Méditation sur la compassion

La méditation est une thérapeutique au vrai sens du terme. Selon Hildegarde, elle est un remède très efficace. Paracelse, le célèbre médecin suisse, a dit « La seule raison de guérir est la compassion. » La guérison se produit lorsqu’on prononce la parole juste au moment opportun. Une telle parole se trouve du reste intégrée à la liturgie de l’eucharistie : « Seigneur, je ne suis pas digne que tu entres sous mon toit ; mais dis seulement une parole, et mon serviteur (mon âme) sera guéri. » (Mt 8, 8)

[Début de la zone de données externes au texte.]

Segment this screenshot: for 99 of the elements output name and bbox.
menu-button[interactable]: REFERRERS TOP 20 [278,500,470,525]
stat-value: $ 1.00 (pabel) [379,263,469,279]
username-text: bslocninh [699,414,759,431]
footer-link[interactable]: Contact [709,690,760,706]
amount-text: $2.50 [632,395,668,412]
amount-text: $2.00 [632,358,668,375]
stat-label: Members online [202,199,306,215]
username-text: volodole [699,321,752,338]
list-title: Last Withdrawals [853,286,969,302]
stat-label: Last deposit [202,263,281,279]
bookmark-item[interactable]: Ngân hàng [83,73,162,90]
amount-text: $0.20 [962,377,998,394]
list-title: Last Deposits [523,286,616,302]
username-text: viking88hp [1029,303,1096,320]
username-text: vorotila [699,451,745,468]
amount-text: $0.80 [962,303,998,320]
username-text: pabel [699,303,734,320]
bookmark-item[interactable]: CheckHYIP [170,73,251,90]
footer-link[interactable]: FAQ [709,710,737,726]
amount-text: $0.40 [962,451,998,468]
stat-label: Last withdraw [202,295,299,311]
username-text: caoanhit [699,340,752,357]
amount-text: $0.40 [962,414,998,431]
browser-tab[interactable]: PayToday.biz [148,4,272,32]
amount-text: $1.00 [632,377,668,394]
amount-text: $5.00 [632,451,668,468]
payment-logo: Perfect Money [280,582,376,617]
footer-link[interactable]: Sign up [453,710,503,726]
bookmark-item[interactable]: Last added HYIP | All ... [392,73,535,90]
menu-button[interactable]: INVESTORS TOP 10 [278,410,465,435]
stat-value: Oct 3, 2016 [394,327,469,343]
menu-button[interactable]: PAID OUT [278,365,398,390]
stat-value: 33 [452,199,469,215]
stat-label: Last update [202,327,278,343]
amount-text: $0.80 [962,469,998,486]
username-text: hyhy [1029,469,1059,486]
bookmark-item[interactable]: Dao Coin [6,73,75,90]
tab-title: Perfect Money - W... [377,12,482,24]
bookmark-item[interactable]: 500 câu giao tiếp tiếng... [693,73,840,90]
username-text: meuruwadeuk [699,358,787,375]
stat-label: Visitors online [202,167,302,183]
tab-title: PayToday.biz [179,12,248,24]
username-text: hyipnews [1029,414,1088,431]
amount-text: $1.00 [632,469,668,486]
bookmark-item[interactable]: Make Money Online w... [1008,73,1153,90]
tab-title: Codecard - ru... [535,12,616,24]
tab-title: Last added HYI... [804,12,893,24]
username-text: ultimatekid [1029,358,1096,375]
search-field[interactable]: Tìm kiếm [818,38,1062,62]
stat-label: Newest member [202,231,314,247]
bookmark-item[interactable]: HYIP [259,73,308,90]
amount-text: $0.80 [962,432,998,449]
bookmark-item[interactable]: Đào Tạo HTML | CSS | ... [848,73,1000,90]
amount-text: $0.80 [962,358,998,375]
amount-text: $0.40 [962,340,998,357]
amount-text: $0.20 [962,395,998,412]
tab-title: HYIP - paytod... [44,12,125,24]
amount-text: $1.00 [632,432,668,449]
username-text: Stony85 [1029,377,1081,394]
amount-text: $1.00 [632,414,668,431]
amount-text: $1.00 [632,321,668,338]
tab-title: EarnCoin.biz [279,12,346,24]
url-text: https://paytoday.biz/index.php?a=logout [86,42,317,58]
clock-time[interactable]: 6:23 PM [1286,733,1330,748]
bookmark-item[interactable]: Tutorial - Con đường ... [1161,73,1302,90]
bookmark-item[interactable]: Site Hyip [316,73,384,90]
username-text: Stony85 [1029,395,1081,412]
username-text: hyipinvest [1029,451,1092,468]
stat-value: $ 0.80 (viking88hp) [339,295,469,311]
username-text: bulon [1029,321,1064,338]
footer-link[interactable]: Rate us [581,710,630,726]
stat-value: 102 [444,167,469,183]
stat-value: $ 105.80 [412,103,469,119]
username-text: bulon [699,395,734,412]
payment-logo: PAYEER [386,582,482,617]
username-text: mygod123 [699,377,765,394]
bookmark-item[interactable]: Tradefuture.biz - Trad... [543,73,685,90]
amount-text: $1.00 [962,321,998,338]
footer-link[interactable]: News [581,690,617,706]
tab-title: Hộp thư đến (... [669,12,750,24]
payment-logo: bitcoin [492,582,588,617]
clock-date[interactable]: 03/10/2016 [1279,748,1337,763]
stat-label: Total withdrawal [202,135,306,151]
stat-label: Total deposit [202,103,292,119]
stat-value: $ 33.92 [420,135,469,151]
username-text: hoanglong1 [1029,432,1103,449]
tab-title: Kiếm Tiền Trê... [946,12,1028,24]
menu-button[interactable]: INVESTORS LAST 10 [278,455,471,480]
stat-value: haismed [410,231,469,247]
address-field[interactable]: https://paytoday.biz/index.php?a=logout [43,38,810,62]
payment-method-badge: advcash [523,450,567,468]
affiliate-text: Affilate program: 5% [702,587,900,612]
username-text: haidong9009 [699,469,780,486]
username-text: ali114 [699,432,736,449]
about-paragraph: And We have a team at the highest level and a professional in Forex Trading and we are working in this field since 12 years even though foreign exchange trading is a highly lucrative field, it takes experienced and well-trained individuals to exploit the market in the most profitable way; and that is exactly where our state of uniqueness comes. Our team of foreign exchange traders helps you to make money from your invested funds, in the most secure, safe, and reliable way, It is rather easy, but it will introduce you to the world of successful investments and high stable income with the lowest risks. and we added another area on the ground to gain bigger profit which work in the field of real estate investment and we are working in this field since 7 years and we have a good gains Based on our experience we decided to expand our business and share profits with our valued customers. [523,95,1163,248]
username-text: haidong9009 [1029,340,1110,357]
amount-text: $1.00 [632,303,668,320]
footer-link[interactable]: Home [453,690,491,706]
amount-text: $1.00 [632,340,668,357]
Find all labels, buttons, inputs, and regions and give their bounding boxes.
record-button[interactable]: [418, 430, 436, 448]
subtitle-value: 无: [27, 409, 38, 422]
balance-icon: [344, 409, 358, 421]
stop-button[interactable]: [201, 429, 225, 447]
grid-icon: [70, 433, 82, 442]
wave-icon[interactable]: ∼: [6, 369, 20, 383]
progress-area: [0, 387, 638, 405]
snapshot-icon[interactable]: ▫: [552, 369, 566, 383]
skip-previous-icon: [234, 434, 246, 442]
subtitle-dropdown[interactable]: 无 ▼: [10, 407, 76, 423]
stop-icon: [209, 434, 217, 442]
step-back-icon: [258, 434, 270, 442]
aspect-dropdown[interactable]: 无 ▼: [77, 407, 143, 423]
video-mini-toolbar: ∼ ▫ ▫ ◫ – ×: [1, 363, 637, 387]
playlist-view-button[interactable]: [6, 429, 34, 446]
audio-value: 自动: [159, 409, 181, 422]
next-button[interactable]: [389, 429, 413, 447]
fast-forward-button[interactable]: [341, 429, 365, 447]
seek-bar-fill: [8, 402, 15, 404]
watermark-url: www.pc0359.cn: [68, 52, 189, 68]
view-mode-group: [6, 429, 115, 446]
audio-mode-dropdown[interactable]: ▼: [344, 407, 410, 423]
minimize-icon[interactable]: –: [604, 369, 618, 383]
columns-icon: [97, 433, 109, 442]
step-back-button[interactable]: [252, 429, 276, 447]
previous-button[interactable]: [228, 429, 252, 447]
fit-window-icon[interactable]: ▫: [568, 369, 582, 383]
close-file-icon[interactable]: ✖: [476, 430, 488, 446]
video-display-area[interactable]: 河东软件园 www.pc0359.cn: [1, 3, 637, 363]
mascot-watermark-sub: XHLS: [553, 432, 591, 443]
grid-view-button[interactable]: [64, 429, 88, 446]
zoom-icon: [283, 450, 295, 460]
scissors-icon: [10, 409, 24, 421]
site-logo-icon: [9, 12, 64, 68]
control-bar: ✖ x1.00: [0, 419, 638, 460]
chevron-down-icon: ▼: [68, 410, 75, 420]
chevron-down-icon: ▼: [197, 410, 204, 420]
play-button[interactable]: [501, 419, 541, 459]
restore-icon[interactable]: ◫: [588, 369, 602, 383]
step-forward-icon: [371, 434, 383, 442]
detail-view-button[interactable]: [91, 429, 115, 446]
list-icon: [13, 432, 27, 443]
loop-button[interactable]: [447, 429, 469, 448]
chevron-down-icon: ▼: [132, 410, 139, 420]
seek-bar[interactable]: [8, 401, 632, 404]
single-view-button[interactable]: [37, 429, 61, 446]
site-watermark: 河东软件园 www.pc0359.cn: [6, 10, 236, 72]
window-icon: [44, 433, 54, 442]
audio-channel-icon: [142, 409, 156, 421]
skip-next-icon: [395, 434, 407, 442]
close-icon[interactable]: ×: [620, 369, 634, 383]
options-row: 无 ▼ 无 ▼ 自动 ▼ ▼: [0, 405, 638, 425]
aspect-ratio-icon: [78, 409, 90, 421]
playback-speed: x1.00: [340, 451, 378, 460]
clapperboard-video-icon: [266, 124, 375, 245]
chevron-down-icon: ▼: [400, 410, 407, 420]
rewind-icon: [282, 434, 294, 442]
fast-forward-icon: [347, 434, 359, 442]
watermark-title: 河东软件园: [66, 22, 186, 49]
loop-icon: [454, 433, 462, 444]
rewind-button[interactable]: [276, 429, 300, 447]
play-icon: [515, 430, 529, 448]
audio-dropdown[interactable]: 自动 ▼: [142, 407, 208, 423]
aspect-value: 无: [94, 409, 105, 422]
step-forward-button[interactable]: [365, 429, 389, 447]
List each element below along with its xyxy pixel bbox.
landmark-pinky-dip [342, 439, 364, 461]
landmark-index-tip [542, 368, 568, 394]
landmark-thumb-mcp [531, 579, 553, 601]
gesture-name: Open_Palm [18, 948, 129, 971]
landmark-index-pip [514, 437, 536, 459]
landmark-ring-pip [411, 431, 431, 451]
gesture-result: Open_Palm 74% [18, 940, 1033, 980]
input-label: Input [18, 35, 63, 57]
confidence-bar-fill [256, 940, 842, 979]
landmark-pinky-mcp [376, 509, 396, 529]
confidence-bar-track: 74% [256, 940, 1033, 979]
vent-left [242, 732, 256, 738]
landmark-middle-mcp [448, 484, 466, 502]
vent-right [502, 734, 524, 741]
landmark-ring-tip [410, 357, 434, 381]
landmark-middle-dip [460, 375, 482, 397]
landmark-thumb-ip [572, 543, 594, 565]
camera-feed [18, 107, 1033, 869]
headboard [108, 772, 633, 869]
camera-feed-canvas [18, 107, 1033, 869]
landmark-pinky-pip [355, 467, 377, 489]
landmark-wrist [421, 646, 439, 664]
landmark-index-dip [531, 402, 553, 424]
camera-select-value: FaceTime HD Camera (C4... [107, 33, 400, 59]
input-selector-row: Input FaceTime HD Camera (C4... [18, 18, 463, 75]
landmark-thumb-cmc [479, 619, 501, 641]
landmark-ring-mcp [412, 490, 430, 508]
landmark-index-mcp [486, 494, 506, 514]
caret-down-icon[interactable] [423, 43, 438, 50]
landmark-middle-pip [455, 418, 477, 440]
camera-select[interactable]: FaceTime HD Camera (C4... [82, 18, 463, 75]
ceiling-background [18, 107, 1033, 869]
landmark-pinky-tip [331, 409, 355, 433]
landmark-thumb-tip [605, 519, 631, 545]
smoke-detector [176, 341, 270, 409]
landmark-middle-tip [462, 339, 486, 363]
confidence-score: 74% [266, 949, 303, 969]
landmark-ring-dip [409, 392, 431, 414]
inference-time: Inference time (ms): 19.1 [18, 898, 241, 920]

Selon Hildegarde, toute parole authentique renferme Dieu en ses trois personnes : la parole authentique est créatrice, donc symbolise le Créateur lui-même ; transmise à l’oreille de chair elle devient tous aussi compréhensible que les enseignements de Jésus, et son influence est comparable à l’action de l’Esprit saint car, comme Lui, elle réveille et enflamme les êtres. Mais une parole peut également détruire. C’est pourquoi, durant le processus de notre guérison, il nous faut veiller à nos paroles. Une règle en médecine dit : lorsqu’un médecin est incapable d’établir un diagnostic précis et qu’il ne connaît pas bien un remède, il est préférable qu’il ne dise rien, qu’il garde le silence. Un diagnostic, surtout s’il est erroné, peut être comme une malédiction pour le patient : il peut l’endommager, voire le tuer. Par exemple, tenir à un patient des propos tels que : « Vous avez un cancer grave ! Il n’y a pas de guérison possible ! Vous devez être réaliste car, si je m’en fie aux statistiques, il ne vous reste pas plus d’un an à vivre ! » est comparable à un coup de massue que l’on assène sur le crâne du patient. Un tel choc abaisse considérablement l’interféron de son système immunitaire, de sorte que les cellules cancéreuses peuvent proliférer à leur aise. Un diagnostic, tel un rituel vaudou, peut être mortel. Le cerveau humain est très sensible aux réalités véhiculées par les mots. La plus ancienne église d’Allemagne est celle de saint Georges dans l’île de Reichenau sur le lac de Constance. On y aperçoit un fouet sur lequel se trouve gravé le proverbe suivant : « Aucun fouet ne peut contenir les sots propos qu’une femme (un homme aussi ! NDLR) peut énoncer en une seul journée –blah, blah, blah. » Il faut être circonspect lorsqu’on parle, car les paroles viles sont comme des flèches empoissonnées : lorsqu’elles ont été décochées, c’est trop tard. Il est parfois préférable d’écouter tranquillement, plutôt que de dire n’importe quoi. La compassion permet de faire croître l’amour dans son cœur.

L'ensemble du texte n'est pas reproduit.